İlaç fiyatlarına zam yapılacağının açıklanmasıyla hastalar soğuk algınlığı, ağrı kesici, grip tansiyon gibi ilaç ihtiyaçlarını karşılayamaz oldu. Sürekli kullanılan ilaçların bulunamaması vatandaşta tepki uyandırdı. Firma ve ilaç depolarının ilaç stokladıklarına yönelik eleştiriler artarken Sağlık Bakanlığı, 'hastaların ilaca erişimine engel teşkil etmek suretiyle piyasaya ilaç verilmemesi durumuna karşı gerekli tedbirlerin alınacağını' açıkladı. Eczacılar ise ilaç depolarından ilaç temin edemez hale geldi. Devletin ilaç harcamaları artmasın diye ilaç fiyatlarını belirlemede kuru düşük tuttuğunu söyleyen İzmir Eczacılar Odası Başkanı Tuncay Sayılkan, 'İlaç fiyatlarını belirleyen ayrı bir Euro kuru var.
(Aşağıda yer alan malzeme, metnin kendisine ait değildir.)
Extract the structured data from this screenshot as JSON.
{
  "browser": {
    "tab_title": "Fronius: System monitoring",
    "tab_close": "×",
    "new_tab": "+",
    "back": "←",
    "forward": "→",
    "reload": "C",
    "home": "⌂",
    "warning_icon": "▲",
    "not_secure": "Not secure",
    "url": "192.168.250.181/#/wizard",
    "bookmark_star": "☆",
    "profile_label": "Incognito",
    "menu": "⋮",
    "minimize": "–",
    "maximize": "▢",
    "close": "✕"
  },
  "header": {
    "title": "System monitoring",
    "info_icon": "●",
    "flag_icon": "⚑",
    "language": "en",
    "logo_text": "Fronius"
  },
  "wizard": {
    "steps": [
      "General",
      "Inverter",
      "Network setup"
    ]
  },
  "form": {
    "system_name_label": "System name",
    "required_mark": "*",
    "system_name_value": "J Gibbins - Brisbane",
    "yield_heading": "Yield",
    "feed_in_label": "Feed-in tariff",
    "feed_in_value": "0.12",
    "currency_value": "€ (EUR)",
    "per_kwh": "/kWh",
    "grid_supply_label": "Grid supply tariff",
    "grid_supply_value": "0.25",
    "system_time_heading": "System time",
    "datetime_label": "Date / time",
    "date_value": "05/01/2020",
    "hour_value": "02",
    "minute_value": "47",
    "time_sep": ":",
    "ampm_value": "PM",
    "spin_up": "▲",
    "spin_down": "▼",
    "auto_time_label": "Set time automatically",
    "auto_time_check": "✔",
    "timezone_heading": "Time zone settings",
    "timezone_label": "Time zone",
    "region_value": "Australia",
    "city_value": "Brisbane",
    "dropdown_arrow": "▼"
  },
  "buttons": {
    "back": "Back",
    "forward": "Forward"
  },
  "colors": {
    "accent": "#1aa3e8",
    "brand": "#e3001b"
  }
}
Onu da Fiyat Değerlendirme Komisyonu belirliyor. 3 Ocak günü yapılıyor bu belirleme. Kural gereği erkenden açıklıyorlar ama 20 Şubat'tan itibaren geçerli olacak. Bundan dolayı ilaçlar yoka giriyor. Herkes bir sorumlu arıyor. Burada en son sorgulanacak kesim vatandaşla birlikte eczacılar. Hiçbir eczacı yüzde 10 kar için bunlarla uğraşmaz' ifadelerini kullandı.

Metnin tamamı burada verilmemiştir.